It’s not every day that the head coach of a prestigious program with the second-most all-time wins and highest winning percentage in school history gets fired. It’s also not every day that it’s actually a surprise that a coach with more impressive credentials got to keep his job. The former describes Georgia’s Mark Richt and the latter LSU’s Les Miles.
Almost everyone (even perhaps Miles himself) expected the head man at LSU to be out following its game against Texas A&M, and to see him survive the weekend was almost shocking, just as shocking as Richt’s sudden ouster. Each school made an important decision this past weekend, but only LSU got it right.

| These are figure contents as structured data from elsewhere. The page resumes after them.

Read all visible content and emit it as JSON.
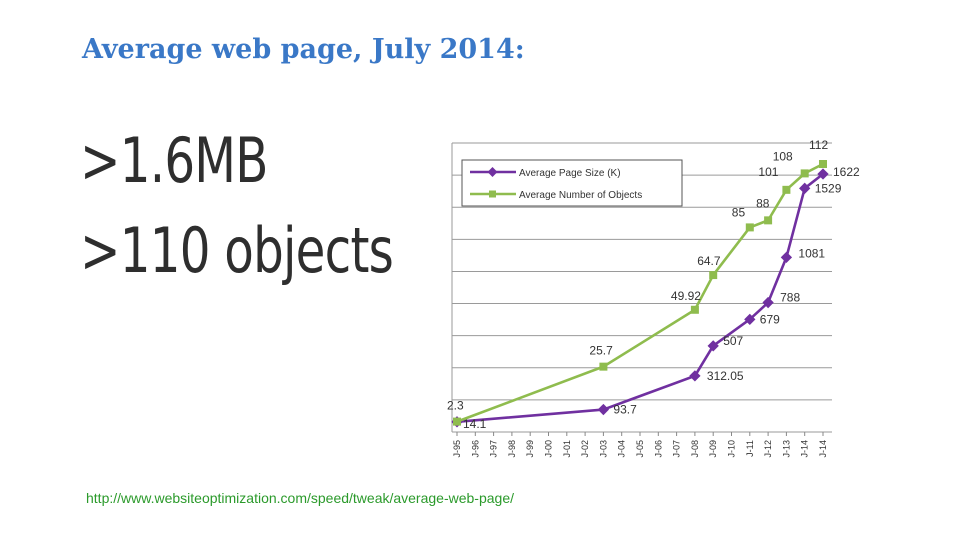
{
  "slide": {
    "title": "Average web page, July 2014:",
    "stat_size": ">1.6MB",
    "stat_objects": ">110 objects",
    "source": "http://www.websiteoptimization.com/speed/tweak/average-web-page/"
  },
  "chart_data": {
    "type": "line",
    "categories": [
      "J-95",
      "J-96",
      "J-97",
      "J-98",
      "J-99",
      "J-00",
      "J-01",
      "J-02",
      "J-03",
      "J-04",
      "J-05",
      "J-06",
      "J-07",
      "J-08",
      "J-09",
      "J-10",
      "J-11",
      "J-12",
      "J-13",
      "J-14",
      "J-14"
    ],
    "series": [
      {
        "name": "Average Page Size (K)",
        "color": "#7030a0",
        "points": [
          {
            "i": 0,
            "v": 14.1,
            "label": "14.1"
          },
          {
            "i": 8,
            "v": 93.7,
            "label": "93.7"
          },
          {
            "i": 13,
            "v": 312.05,
            "label": "312.05"
          },
          {
            "i": 14,
            "v": 507,
            "label": "507"
          },
          {
            "i": 16,
            "v": 679,
            "label": "679"
          },
          {
            "i": 17,
            "v": 788,
            "label": "788"
          },
          {
            "i": 18,
            "v": 1081,
            "label": "1081"
          },
          {
            "i": 19,
            "v": 1529,
            "label": "1529"
          },
          {
            "i": 20,
            "v": 1622,
            "label": "1622"
          }
        ]
      },
      {
        "name": "Average Number of Objects",
        "color": "#8fbc4e",
        "points": [
          {
            "i": 0,
            "v": 2.3,
            "label": "2.3"
          },
          {
            "i": 8,
            "v": 25.7,
            "label": "25.7"
          },
          {
            "i": 13,
            "v": 49.92,
            "label": "49.92"
          },
          {
            "i": 14,
            "v": 64.7,
            "label": "64.7"
          },
          {
            "i": 16,
            "v": 85,
            "label": "85"
          },
          {
            "i": 17,
            "v": 88,
            "label": "88"
          },
          {
            "i": 18,
            "v": 101,
            "label": "101"
          },
          {
            "i": 19,
            "v": 108,
            "label": "108"
          },
          {
            "i": 20,
            "v": 112,
            "label": "112"
          }
        ]
      }
    ],
    "gridlines": 9,
    "legend": "top-left",
    "axis_labels_visible": false
  }
}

Before Richt arrived in Athens, the last time the Bulldogs won a SEC title was the same year the Milwaukee Brewers were in a World Series. So yes, it had been a while. Richt’s SEC title in 2002 ended a 20-year conference title drought for the Bulldogs and he followed up with a second one just two years later. Not only did Richt bring back SEC titles to Georgia, but he also guided them to three more opportunities in the SEC championship game. In fact, since Richt joined Georgia in 2001, he is tied with just one other coach for most SEC title game appearances at five. That other coach happens to be Nick Saban, perhaps you’ve heard of him? As mentioned above, Richt also owns the highest winning percentage in Georgia football history, just a few ticks above Bulldog legend Vince Dooley, the last man to win an SEC title at Georgia before Richt.
With so much success, Richt’s ultimate downfall could be attributed to Georgia catching a case of “the disease of more.” Unfortunately, the nearby CDC could not save Richt from this illness. For many seasons, Richt was always so close to another SEC title or a chance to compete for the ultimate goal, a national title, with Richt himself saying, “I think the expectations have been built to the point that if you don't win a championship it's kind of miserable around here.” That kind of spoiled attitude from Georgia could ultimately cost them.
Few programs have had the type of consistency that has come with Richt’s Georgia tenure. Averaging 10 wins a season over almost a 15-year stint is not easy, and very few programs and coaches have been consistently great for that long. Believe it or not, within Richt’s 14 years even Alabama had some mediocre seasons. Also, Richt has recently shown that he does have the capability to lead a team to a title, with the closest of losses to what amounted to a national championship play-in game against Alabama just four years ago. It also isn’t as if Richt had some kind of a horrible flameout season similar to Gene Chizik, the man is on the cusp of another double digit victory season!
Unless there is some guarantee that a championship-caliber coach a la Jimbo Fisher is about to walk through the door, risking the unknown and roaming through the college football wilderness with an unknown commodity can be dangerous. Just ask Tennessee about their last decade. I’m guessing they would trade their last 10 years for Georgia’s in a heartbeat.
Tennessee would make that same trade with LSU as well, who wised up and decided to keep their national champion coach. Fact, LSU has three national titles in its history. Fact, Les Miles won one of those. Yet, it was surprising that he did keep his job following this weekend. Like Georgia, it seemed that “the disease of more” spread into LSU as well, but sanity prevailed and one of the best coaches of this generation kept his job.
Like Richt, Miles’ sustained excellence at LSU for the length of his tenure was almost unprecedented in Baton Rouge, with Miles owning the highest winning percentage in LSU football history.
It was also not long ago that Miles’ LSU also was No. 2 in the CFP rankings, and still owns the second-best projected recruiting class for next season. Fielding a team loaded with stud underclassmen all over the roster and another outstanding recruiting class should warrant any coach more time on the job, especially one that could end with nine wins coming out of the brutal SEC West. Even if the Tigers don’t win a SEC of national title next season, Miles should still keep his job barring some unforeseen disaster (like failing to make a bowl kind of disaster) as he is arguably the best coach in Tigers history.
In a climate where Saban and Alabama accrue titles at an unprecedented pace, boosters at schools like Georgia and LSU seem to unfairly hold their own fantastic coaches to that same standard. However, here’s what these win-thirsty boosters fail to recognize: Saban might be the greatest college football coach of all-time. There is only one Saban out there, and there might not ever be another one. Saban’s success has been unprecedented, and not every program can reach that level of success because only one program can employ Saban at a time.
Unfortunately, this kind of climate has already undeservedly cost one great coach his job in Richt, and nearly did so again with Miles. So my advice to LSU, before going out and making the mistake of getting rid of the greatest coach in program history, take a second to think about how much worse it could have been. One quick phone call to Tennessee should do the trick.